2. Ticket And Takeoff

"Oh, you've gotta be kidding me." I mumbled. Our 21st street wasn't like New York City. We were quieter, but we still had an airport for international travel. Which was my destination. I payed the cab and walked in, feeling very working class in my jeans, red Florence and the Machine shirt (which I made my senior year), and boots, armed with nothing but a duffel bag. I wandered towards the help desk, wondering what I would say, when something caught my eye. On a row of lockers someone had drawn a simple outline of a key. It looked like random graffiti, but to me it was a sign. I wandered over, until I found locker 35. The sum of 10, 4, and 21. I pulled out the box of keys, and found the key marked 35. It opened the locker easily, and I peered inside. There were three items and a note. The first item was a leather wallet. I opened it to find a credit card and a thick wad of bills. I didn't want to count them, but I hoped they weren't just ones. That would be a cruel joke for a girl who'd only gotten into college on a scholarship. The second item chilled me. A passport. My passport, the one I'd gotten for when, if ever, I could study abroad. It'd been missing for a few days. So whoever set this up not only knew where my apartment was, they could sneak in and out easily, and knew what I owned. Third was a plane ticket to Germany. I took a look at the note.

I'd get on the plane if I were you.

"Ah, screw it." I sighed, pushing my hair out of my eyes and checked the clock, then the ticket, then the clock again. I had an hour. And I really didn't want to disappoint this guy.


As it turned out, the ticket was for first class. I should've been excited about that, but instead I felt nauseous. Someone had gone through a lot of trouble just to get me this far. What would happen if they decided I wasn't worth it? Suddenly, my phone buzzed. It was a text from my friend, Hannah.

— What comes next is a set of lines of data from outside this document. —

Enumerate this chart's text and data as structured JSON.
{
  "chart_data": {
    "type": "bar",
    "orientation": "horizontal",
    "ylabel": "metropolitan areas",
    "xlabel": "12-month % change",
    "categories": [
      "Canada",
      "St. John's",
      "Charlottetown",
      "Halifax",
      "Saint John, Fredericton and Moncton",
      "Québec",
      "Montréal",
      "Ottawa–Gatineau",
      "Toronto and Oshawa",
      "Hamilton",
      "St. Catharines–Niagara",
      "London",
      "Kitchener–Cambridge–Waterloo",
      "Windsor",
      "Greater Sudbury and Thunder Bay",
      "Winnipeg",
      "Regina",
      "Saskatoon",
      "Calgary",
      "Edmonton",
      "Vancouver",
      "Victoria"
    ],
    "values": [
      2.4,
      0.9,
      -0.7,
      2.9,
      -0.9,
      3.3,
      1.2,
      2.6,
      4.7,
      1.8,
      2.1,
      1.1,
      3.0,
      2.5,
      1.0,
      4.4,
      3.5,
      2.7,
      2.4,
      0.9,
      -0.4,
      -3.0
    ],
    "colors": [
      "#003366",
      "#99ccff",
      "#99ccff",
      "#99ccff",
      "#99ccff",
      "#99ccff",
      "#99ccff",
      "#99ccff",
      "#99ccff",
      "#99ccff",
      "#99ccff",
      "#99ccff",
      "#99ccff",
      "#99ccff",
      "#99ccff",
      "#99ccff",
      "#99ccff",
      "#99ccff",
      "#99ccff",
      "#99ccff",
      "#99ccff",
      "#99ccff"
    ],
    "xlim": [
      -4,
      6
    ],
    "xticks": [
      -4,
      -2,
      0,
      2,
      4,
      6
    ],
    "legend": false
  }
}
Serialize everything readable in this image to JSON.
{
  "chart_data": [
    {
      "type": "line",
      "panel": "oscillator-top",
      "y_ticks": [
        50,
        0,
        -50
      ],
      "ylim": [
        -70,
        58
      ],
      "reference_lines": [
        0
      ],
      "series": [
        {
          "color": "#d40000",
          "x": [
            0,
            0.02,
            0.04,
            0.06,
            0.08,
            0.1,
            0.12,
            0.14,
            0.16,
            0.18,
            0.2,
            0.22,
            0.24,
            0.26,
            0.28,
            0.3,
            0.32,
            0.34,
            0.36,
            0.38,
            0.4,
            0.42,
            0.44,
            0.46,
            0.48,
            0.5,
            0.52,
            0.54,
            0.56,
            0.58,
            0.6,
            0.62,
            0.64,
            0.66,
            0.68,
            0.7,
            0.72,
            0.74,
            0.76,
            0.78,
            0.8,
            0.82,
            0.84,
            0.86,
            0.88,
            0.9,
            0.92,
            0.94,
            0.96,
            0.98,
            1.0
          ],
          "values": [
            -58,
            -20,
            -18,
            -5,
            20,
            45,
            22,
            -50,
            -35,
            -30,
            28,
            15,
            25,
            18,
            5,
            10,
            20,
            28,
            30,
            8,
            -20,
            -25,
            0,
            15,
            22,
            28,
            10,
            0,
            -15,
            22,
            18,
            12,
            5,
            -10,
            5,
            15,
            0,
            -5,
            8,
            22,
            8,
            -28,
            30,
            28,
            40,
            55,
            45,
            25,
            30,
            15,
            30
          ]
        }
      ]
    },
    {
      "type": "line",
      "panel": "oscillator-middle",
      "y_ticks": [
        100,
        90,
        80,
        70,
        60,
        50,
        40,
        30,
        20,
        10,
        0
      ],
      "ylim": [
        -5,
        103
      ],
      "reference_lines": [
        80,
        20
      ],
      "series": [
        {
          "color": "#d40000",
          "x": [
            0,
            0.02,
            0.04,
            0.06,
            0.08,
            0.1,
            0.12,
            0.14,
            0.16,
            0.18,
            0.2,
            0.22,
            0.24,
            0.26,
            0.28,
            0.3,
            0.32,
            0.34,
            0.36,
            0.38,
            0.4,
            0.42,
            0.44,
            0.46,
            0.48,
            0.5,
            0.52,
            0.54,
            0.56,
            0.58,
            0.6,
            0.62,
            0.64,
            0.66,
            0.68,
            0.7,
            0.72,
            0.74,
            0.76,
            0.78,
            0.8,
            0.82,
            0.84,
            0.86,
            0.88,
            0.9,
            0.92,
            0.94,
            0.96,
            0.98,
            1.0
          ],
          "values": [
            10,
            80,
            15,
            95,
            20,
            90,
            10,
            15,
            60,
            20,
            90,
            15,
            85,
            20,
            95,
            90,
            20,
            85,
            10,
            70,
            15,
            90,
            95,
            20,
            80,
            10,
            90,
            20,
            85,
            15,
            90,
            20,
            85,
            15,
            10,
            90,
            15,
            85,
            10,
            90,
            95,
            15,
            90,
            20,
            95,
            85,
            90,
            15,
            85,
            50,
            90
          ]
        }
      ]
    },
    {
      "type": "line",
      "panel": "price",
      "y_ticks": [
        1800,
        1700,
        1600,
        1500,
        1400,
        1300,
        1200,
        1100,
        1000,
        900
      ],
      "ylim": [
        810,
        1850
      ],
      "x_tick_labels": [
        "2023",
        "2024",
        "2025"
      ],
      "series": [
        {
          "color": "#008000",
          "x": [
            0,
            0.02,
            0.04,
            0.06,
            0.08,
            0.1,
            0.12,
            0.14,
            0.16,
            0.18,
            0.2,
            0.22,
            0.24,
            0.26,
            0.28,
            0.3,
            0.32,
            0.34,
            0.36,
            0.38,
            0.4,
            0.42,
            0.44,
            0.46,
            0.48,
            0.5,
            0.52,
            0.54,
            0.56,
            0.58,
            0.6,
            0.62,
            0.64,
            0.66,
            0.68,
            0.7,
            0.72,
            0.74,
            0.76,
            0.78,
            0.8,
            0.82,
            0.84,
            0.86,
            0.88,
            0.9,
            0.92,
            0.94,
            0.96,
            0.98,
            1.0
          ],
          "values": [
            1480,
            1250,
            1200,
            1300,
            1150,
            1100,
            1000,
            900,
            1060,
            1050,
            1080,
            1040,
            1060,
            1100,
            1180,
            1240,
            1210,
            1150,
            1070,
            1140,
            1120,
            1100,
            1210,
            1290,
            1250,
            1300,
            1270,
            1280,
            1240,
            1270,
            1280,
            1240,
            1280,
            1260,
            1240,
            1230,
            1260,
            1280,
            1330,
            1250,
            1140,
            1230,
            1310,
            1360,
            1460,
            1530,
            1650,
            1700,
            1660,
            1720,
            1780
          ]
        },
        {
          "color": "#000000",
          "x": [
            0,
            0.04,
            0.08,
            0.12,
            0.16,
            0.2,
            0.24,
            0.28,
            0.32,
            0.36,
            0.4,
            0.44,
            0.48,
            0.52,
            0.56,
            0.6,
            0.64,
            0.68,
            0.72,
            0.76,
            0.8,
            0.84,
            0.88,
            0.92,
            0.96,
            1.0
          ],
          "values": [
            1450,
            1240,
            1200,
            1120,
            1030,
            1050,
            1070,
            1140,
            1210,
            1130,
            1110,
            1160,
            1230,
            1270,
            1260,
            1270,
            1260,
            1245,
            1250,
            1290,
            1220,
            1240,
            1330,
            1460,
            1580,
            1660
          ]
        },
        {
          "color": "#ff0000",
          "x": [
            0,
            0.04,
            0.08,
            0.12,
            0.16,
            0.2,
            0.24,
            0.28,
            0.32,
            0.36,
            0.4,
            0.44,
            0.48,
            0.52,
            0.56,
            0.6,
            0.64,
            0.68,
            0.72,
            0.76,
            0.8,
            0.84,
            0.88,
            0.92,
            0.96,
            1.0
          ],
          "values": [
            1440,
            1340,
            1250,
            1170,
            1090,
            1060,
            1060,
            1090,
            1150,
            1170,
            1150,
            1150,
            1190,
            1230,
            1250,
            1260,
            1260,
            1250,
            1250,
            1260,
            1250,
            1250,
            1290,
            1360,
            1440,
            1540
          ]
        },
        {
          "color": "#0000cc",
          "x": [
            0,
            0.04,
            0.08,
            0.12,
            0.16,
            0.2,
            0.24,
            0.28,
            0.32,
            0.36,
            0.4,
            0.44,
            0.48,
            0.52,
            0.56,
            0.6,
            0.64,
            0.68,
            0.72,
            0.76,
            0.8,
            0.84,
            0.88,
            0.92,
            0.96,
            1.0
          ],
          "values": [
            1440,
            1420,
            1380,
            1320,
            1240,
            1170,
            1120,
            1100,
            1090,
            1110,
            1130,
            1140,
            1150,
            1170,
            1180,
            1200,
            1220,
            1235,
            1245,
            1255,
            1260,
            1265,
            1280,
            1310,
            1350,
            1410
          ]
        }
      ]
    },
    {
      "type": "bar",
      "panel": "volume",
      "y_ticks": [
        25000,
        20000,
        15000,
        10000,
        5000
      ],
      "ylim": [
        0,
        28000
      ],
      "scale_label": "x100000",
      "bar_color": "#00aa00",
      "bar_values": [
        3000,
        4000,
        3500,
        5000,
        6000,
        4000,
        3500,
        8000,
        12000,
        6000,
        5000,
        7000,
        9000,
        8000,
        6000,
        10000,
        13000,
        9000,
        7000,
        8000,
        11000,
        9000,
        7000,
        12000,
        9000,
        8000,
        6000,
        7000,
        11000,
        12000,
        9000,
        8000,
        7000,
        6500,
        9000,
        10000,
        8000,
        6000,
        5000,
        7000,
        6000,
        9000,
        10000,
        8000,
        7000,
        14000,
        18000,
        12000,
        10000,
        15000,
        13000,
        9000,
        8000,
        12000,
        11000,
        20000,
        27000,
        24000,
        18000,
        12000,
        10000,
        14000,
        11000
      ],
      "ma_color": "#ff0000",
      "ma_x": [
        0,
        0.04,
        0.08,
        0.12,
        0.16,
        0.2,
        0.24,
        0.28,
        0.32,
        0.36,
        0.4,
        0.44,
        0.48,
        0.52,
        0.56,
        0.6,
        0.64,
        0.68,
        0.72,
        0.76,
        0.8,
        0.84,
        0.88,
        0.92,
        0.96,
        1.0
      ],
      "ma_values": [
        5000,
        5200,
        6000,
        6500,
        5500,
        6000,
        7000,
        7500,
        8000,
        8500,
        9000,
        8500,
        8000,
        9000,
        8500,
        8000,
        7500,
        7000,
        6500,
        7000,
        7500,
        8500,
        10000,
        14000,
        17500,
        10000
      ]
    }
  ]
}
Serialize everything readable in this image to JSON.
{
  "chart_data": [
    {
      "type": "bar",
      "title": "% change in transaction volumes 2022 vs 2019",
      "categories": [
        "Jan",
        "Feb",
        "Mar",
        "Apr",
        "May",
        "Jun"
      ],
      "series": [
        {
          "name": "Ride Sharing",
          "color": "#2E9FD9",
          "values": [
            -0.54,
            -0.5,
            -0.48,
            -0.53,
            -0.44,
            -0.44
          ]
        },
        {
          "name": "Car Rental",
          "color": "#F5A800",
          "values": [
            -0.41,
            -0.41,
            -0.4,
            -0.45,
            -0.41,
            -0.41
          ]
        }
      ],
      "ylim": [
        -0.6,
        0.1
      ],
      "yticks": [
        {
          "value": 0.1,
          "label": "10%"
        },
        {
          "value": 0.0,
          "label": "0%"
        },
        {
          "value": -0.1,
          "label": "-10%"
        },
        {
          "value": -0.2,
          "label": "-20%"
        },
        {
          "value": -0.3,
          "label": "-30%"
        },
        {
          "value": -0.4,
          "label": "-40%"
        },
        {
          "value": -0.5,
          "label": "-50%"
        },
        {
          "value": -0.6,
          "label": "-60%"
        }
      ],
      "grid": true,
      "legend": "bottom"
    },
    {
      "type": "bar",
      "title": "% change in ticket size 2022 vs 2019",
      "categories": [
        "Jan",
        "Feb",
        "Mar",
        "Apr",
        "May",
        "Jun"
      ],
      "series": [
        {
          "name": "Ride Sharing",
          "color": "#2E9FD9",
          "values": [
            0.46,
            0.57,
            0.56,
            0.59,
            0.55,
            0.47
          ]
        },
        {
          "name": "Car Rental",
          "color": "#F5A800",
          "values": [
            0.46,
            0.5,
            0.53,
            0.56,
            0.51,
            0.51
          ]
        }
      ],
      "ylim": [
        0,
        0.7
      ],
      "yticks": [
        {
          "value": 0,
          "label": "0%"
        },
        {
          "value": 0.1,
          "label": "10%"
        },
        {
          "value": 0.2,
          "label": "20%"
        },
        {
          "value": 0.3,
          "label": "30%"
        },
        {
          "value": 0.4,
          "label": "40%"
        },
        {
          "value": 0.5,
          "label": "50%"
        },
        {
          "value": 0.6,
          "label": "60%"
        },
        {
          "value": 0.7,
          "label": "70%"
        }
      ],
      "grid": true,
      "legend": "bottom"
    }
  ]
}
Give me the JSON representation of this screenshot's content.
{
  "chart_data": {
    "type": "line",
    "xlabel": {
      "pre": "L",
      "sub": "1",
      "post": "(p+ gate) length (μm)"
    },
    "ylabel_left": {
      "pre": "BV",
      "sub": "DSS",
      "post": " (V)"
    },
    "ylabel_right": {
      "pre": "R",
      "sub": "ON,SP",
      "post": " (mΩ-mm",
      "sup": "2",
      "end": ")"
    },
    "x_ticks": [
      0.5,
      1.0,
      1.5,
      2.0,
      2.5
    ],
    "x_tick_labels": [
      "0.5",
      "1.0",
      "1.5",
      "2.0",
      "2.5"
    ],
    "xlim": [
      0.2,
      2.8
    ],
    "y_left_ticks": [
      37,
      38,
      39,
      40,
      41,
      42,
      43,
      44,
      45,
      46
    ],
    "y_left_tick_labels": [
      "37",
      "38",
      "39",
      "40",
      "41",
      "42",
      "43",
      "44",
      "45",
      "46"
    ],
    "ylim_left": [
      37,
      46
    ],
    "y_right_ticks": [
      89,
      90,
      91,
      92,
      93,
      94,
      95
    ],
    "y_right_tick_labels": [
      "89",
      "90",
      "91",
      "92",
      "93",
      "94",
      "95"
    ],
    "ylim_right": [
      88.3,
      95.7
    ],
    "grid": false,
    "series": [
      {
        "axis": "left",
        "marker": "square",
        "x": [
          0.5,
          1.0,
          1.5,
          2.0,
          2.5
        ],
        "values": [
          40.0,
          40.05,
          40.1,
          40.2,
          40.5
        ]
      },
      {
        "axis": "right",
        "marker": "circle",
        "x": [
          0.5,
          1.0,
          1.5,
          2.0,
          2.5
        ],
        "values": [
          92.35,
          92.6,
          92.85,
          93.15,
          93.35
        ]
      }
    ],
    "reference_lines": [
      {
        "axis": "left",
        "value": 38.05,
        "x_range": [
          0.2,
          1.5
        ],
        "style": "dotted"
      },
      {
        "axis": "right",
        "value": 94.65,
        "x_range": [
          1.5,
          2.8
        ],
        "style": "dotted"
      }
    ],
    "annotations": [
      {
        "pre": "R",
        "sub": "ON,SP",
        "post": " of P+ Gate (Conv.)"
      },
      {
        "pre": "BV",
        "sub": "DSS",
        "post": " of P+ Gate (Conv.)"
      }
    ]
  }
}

Where r u? At ur apartment.

I swore under my breath. I'd forgotten that we'd made arrangements to go to the movies today. I hurriedly texted back:

Sorry! Family emergency. Can't make it.

I sighed. I hated lying to her, but something told me I shouldn't tell anyone what was going on. Plus, she'd think I was nuts anyways. I turned my phone off, unwilling to lie anymore. I clenched my fingers as the plane took off, then occupied myself with untangling my headphones and turning my music on. This'd be a long flight.